Warning: Adobe Flash Player only uses the online Global settings not a computer’s onboard local Control Panel settings for Google Chrome and Chromium-based browsers
The Adobe Flash Player is now producing a warning, shown in the image below, when you open its applet in the Windows Control Panel. It states that if you are using the Google Chrome or Chromium-based web browsers (such as Opera), the user has to use the online Global settings webpage not the local onboard settings to set the Flash Player.
Flash Player’s Global Settings Manager
A Chromium-based web browser is one that is a development of the Google Chrome browser, the open-source code for which can be used by other browser developers to develop their own browsers. The Opera browser is an example of one.
As shown in the image below, the warning appears under the yellow triangle with an exclamation mark in it. It says: “The settings on this page are not applicable to Google Chrome or Chromium based browsers (PPAPI).
The link provided below the warning goes to this webpage:
Flash Player | Change Settings | Chrome, Opera, and other Chromium based browsers – PPAPI –
It says: “Note that if you have installed the PPAPI version of Flash Player, you must use the Flash Player Native Control Panel to configure your update settings. If you are using Chrome, you will get the updated versions of Flash Player through the Google Chrome update mechanism.”
Here is the page on the Adobe website that allows users to set the Flash Player on their computers.
Global Privacy Settings panel –
The Flash Player’s local settings in the Windows Control Panel
The Flash Player’s local settings are accessed via its icon in the Control Panel in Windows. The settings include allowing or blocking the use of the camera, microphone and allowing the website using the Flash Player to store information about the computer using it.

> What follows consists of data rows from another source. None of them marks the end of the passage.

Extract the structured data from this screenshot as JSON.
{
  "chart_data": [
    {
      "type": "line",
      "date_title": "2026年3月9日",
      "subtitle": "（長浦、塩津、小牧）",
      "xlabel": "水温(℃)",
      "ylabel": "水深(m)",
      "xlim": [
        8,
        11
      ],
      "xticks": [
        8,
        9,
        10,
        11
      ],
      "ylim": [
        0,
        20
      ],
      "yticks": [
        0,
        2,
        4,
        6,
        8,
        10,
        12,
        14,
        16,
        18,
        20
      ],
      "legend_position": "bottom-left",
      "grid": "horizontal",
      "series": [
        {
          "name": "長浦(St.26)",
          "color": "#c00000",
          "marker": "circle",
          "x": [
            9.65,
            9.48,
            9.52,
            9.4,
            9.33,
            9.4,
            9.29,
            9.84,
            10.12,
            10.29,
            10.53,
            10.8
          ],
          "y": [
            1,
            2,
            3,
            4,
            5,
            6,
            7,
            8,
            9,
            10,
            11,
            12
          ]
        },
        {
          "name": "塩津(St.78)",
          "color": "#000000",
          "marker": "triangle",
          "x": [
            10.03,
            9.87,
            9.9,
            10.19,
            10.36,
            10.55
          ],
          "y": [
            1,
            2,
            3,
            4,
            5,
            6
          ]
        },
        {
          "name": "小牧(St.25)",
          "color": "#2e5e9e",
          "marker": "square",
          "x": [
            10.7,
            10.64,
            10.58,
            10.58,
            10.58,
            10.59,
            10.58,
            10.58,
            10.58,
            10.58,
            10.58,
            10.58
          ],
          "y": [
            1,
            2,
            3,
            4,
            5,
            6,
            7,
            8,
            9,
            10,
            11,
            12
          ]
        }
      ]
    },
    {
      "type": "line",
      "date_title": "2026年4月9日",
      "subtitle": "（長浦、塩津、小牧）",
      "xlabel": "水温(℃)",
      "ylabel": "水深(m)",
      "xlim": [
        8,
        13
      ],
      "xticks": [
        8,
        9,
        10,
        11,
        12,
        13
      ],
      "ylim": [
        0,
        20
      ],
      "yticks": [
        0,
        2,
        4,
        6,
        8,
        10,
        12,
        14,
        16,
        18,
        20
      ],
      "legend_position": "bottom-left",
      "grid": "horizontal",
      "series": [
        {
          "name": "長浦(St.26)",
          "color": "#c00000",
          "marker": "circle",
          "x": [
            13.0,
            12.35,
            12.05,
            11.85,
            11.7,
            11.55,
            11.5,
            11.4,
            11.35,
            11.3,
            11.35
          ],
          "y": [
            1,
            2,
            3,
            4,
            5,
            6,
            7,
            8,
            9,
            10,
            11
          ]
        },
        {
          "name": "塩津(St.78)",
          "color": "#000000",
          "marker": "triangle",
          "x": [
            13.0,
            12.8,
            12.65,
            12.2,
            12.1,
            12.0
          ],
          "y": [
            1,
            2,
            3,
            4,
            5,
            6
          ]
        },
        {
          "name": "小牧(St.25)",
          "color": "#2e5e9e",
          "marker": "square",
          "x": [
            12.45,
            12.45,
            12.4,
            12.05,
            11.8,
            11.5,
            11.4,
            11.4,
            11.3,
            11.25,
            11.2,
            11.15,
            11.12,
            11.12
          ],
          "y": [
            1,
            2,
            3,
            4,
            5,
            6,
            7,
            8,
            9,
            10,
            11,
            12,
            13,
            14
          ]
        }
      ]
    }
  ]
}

The default settings block nothing (allow everything). This looks to me as if Google is setting the default settings so that it can collect the user’s data. Data that could include taking photos of the user and even recording conversations. It looks to me as if Google is making it as difficult as possible for users to change the privacy settings. After all, how many Google Chrome or Chromium-based web-browser users will visit the Adobe website’s Global Settings page if they don’t even know about what the default settings are and what can be blocked.
I block everything that can be blocked on my Windows computers, especially the Privacy settings in Windows 10, which are now exceedingly intrusive.
The Flash Player can also be installed on tablets and smartphones that use the Google Android mobile operating system, which means that you will have to visit the Global online settings page to set those devices.
Users should not take this potential of a very high level of invasion of their privacy lightly. I go as far as placing electrical tape over the camera on my laptop. You should also disable both the camera and microphone in the Windows Device Manager, since the Flash Player or websites that use it could enable them after an update.
I set the Flash Player to ask me before installing updates instead of the setting that installs them automatically just in case installing updates restores the default settings that block nothing. Indeed, I have often had to reset the settings back to blocking after a manual update has changed them back to the default settings.